In a post-slavery fantasy novel, when will people be free to live the lives they’re meant to?

The Conductors, by Nicole Glover is fantasy mystery set in post-slavery America. The setting is so unusual that I immediately wanted to see where it was going and everything about this novel was a very welcome breath of fresh air, from the magic system to the take on the side romance. 

Of course I was drawn by the beautiful cover but what really got me was imagining this alternative reality where people did magic, and slaves, though free, are still fighting to be allowed to practice their full talent. It echoed this fight for education they truly had to go through, as well as voting and so many other things that should be basic human rights. When a friend of theirs is found gruesomely murdered, you have to wonder what from political to common jalousy got him killed. 

Hetty is a complex character, the type that is really intriguing, full of contradictions, real emotions and a drive that you can only envy. I really enjoyed viewing this very different world through her and loved discovering about her past even if I didn’t always see how it was linked to the present. Oddly enough, most of the tension of this murder mystery didn’t come from the case itself, but actually from the relationships between characters. The construction and the focus is so different that people might feel a little unsettled, but it made sense to me as Hetty is in fact more worried about her interaction with the live people she cares about, than the dead men. For people very much into murder mystery that might seem a little slow and not exactly going in the direction they would want, but to me that wasn’t really the point of the story.

Another thing I greatly enjoyed is the relationship between Hetty and her husband. A lot of the beginning mystery seemed to be what kind of relationship they truly had. They are great friends, we immediately see that they are utterly dependable and essential partners in their past freedom fighting days… but are they really a couple or is it all convenience? 

I will add that I loved the magical system. It is the first time I read of one dependent on stars. There are a few systems in that world, people seem to find different ways to harness their powers, and it makes that world really come alive. White people are weary and depreciative of the old slave star-magic. But they certainly do not allow the newly free-people to learn sorcery with wands, a much more powerful magic. Both Hetty and Benji are amazing star practitioners but with the shifting world under their feet, is it enough against sorcery?

There is many amazing ideas in this book and I certainly do want to follow the author and intend to continue that series because it is absolutely unique and fascinating. 

That said there is some bad points. The Conductors does feel like a first novel in that some of the plot was a little murky. It all makes sense, but what I mean is that the pace can be a little strange, the flash backs don’t always seem to serve a purpose, there is too many people introduced all over the place, they add flavour but we didn’t really need all of those extras that come in for one line here and disappear forever after. The world is so dense and full of things some of the main ideas get a little lost, and while it is certainly interesting for a growing series, and for a fascinating world, it did mean that the tension slacked a lot at times.
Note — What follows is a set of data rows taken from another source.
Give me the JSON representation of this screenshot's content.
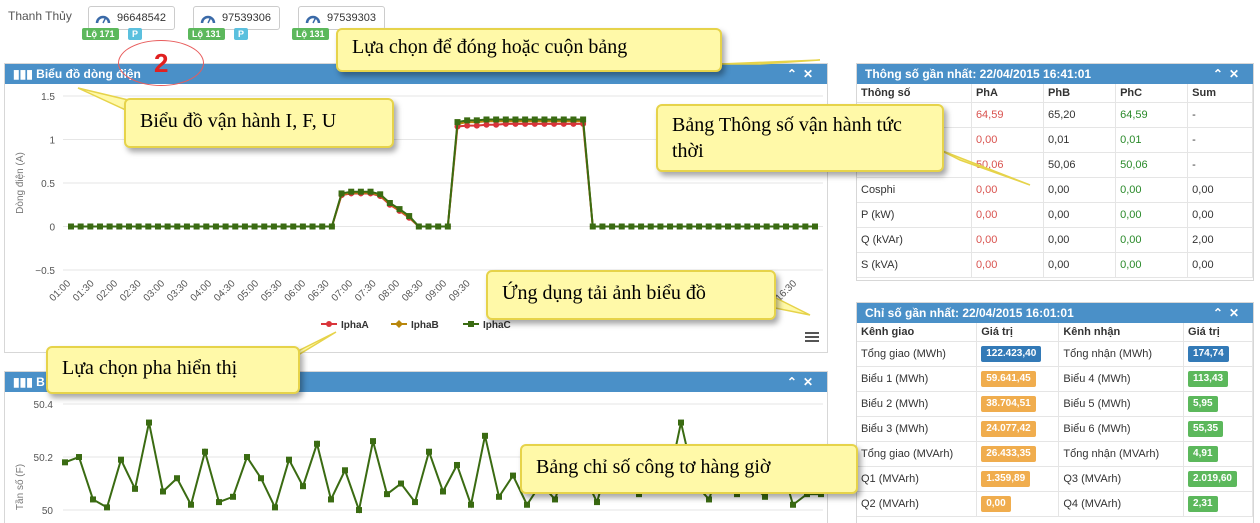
{
  "station": "Thanh Thủy",
  "meters": [
    {
      "id": "96648542",
      "tags": [
        {
          "label": "Lộ 171",
          "color": "green"
        },
        {
          "label": "P",
          "color": "blue"
        }
      ]
    },
    {
      "id": "97539306",
      "tags": [
        {
          "label": "Lộ 131",
          "color": "green"
        },
        {
          "label": "P",
          "color": "blue"
        }
      ]
    },
    {
      "id": "97539303",
      "tags": [
        {
          "label": "Lộ 131",
          "color": "green"
        }
      ]
    }
  ],
  "annotation_number": "2",
  "current_panel": {
    "title": "Biểu đồ dòng điện",
    "controls": [
      "collapse-icon",
      "close-icon"
    ]
  },
  "frequency_panel": {
    "title": "B",
    "controls": [
      "collapse-icon",
      "close-icon"
    ]
  },
  "latest_params": {
    "title": "Thông số gần nhất: 22/04/2015 16:41:01",
    "headers": [
      "Thông số",
      "PhA",
      "PhB",
      "PhC",
      "Sum"
    ],
    "rows": [
      [
        "",
        "64,59",
        "65,20",
        "64,59",
        "-"
      ],
      [
        "",
        "0,00",
        "0,01",
        "0,01",
        "-"
      ],
      [
        "",
        "50,06",
        "50,06",
        "50,06",
        "-"
      ],
      [
        "Cosphi",
        "0,00",
        "0,00",
        "0,00",
        "0,00"
      ],
      [
        "P (kW)",
        "0,00",
        "0,00",
        "0,00",
        "0,00"
      ],
      [
        "Q (kVAr)",
        "0,00",
        "0,00",
        "0,00",
        "2,00"
      ],
      [
        "S (kVA)",
        "0,00",
        "0,00",
        "0,00",
        "0,00"
      ]
    ]
  },
  "latest_index": {
    "title": "Chỉ số gần nhất: 22/04/2015 16:01:01",
    "headers": [
      "Kênh giao",
      "Giá trị",
      "Kênh nhận",
      "Giá trị"
    ],
    "rows": [
      [
        "Tổng giao (MWh)",
        "122.423,40",
        "Tổng nhận (MWh)",
        "174,74"
      ],
      [
        "Biểu 1 (MWh)",
        "59.641,45",
        "Biểu 4 (MWh)",
        "113,43"
      ],
      [
        "Biểu 2 (MWh)",
        "38.704,51",
        "Biểu 5 (MWh)",
        "5,95"
      ],
      [
        "Biểu 3 (MWh)",
        "24.077,42",
        "Biểu 6 (MWh)",
        "55,35"
      ],
      [
        "Tổng giao (MVArh)",
        "26.433,35",
        "Tổng nhận (MVArh)",
        "4,91"
      ],
      [
        "Q1 (MVArh)",
        "1.359,89",
        "Q3 (MVArh)",
        "2.019,60"
      ],
      [
        "Q2 (MVArh)",
        "0,00",
        "Q4 (MVArh)",
        "2,31"
      ]
    ],
    "badge_colors": {
      "left": "orange",
      "left_first": "blue",
      "right": "green",
      "right_first": "blue"
    }
  },
  "callouts": {
    "collapse": "Lựa chọn để đóng hoặc cuộn bảng",
    "chart": "Biểu đồ vận hành I, F, U",
    "params": "Bảng Thông số vận hành tức thời",
    "download": "Ứng dụng tải ảnh biểu đồ",
    "phase": "Lựa chọn pha hiển thị",
    "meter_index": "Bảng chỉ số công tơ hàng giờ"
  },
  "colors": {
    "header": "#4a90c8",
    "phaseA": "#d9343a",
    "phaseB": "#b8860b",
    "phaseC": "#3a6b12"
  },
  "chart_data": [
    {
      "type": "line",
      "title": "",
      "ylabel": "Dòng điện (A)",
      "ylim": [
        -0.5,
        1.5
      ],
      "yticks": [
        "1.5",
        "1",
        "0.5",
        "0",
        "−0.5"
      ],
      "categories": [
        "01:00",
        "01:30",
        "02:00",
        "02:30",
        "03:00",
        "03:30",
        "04:00",
        "04:30",
        "05:00",
        "05:30",
        "06:00",
        "06:30",
        "07:00",
        "07:30",
        "08:00",
        "08:30",
        "09:00",
        "09:30",
        "16:30"
      ],
      "series": [
        {
          "name": "IphaA",
          "color": "#d9343a",
          "values": [
            0,
            0,
            0,
            0,
            0,
            0,
            0,
            0,
            0,
            0,
            0,
            0,
            0,
            0,
            0,
            0,
            0,
            0,
            0,
            0,
            0,
            0,
            0,
            0,
            0,
            0,
            0,
            0,
            0.36,
            0.38,
            0.38,
            0.38,
            0.35,
            0.25,
            0.18,
            0.1,
            0,
            0,
            0,
            0,
            1.15,
            1.16,
            1.16,
            1.17,
            1.17,
            1.18,
            1.18,
            1.18,
            1.18,
            1.18,
            1.18,
            1.18,
            1.18,
            1.18,
            0,
            0,
            0,
            0,
            0,
            0,
            0,
            0,
            0,
            0,
            0,
            0,
            0,
            0,
            0,
            0,
            0,
            0,
            0,
            0,
            0,
            0,
            0,
            0
          ]
        },
        {
          "name": "IphaB",
          "color": "#b8860b",
          "values": [
            0,
            0,
            0,
            0,
            0,
            0,
            0,
            0,
            0,
            0,
            0,
            0,
            0,
            0,
            0,
            0,
            0,
            0,
            0,
            0,
            0,
            0,
            0,
            0,
            0,
            0,
            0,
            0,
            0.37,
            0.39,
            0.39,
            0.39,
            0.36,
            0.26,
            0.19,
            0.11,
            0,
            0,
            0,
            0,
            1.18,
            1.2,
            1.2,
            1.21,
            1.21,
            1.21,
            1.21,
            1.21,
            1.21,
            1.21,
            1.21,
            1.21,
            1.21,
            1.21,
            0,
            0,
            0,
            0,
            0,
            0,
            0,
            0,
            0,
            0,
            0,
            0,
            0,
            0,
            0,
            0,
            0,
            0,
            0,
            0,
            0,
            0,
            0,
            0
          ]
        },
        {
          "name": "IphaC",
          "color": "#3a6b12",
          "values": [
            0,
            0,
            0,
            0,
            0,
            0,
            0,
            0,
            0,
            0,
            0,
            0,
            0,
            0,
            0,
            0,
            0,
            0,
            0,
            0,
            0,
            0,
            0,
            0,
            0,
            0,
            0,
            0,
            0.38,
            0.4,
            0.4,
            0.4,
            0.37,
            0.27,
            0.2,
            0.12,
            0,
            0,
            0,
            0,
            1.2,
            1.22,
            1.22,
            1.23,
            1.23,
            1.23,
            1.23,
            1.23,
            1.23,
            1.23,
            1.23,
            1.23,
            1.23,
            1.23,
            0,
            0,
            0,
            0,
            0,
            0,
            0,
            0,
            0,
            0,
            0,
            0,
            0,
            0,
            0,
            0,
            0,
            0,
            0,
            0,
            0,
            0,
            0,
            0
          ]
        }
      ]
    },
    {
      "type": "line",
      "title": "",
      "ylabel": "Tần số (F)",
      "ylim": [
        49.97,
        50.4
      ],
      "yticks": [
        "50.4",
        "50.2",
        "50"
      ],
      "series": [
        {
          "name": "",
          "color": "#3a6b12",
          "values": [
            50.18,
            50.2,
            50.04,
            50.01,
            50.19,
            50.08,
            50.33,
            50.07,
            50.12,
            50.02,
            50.22,
            50.03,
            50.05,
            50.2,
            50.12,
            50.01,
            50.19,
            50.09,
            50.25,
            50.04,
            50.15,
            50.0,
            50.26,
            50.06,
            50.1,
            50.03,
            50.22,
            50.07,
            50.17,
            50.02,
            50.28,
            50.05,
            50.13,
            50.02,
            50.1,
            50.04,
            50.2,
            50.14,
            50.03,
            50.21,
            50.15,
            50.06,
            50.18,
            50.08,
            50.33,
            50.1,
            50.04,
            50.2,
            50.06,
            50.1,
            50.05,
            50.2,
            50.02,
            50.06,
            50.06
          ]
        }
      ]
    }
  ]
}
Because I really enjoyed Hetty and the world this didn’t bother me too much, but I can see where people could put down the book. While I liked it, I can’t say I absolutely loved it either. I loved many of the ideas inside, but I have higher hopes for the future volumes. 

I highly recommend this novel to people who liked the time traveling classic Kindred by Octavia E. Butler, and the beautiful graphic novel White All Around by Wilfrid Lupano and Stéphane Fert. Anyone who wants insights into the post slavery world with a dash of marvelous will love this book.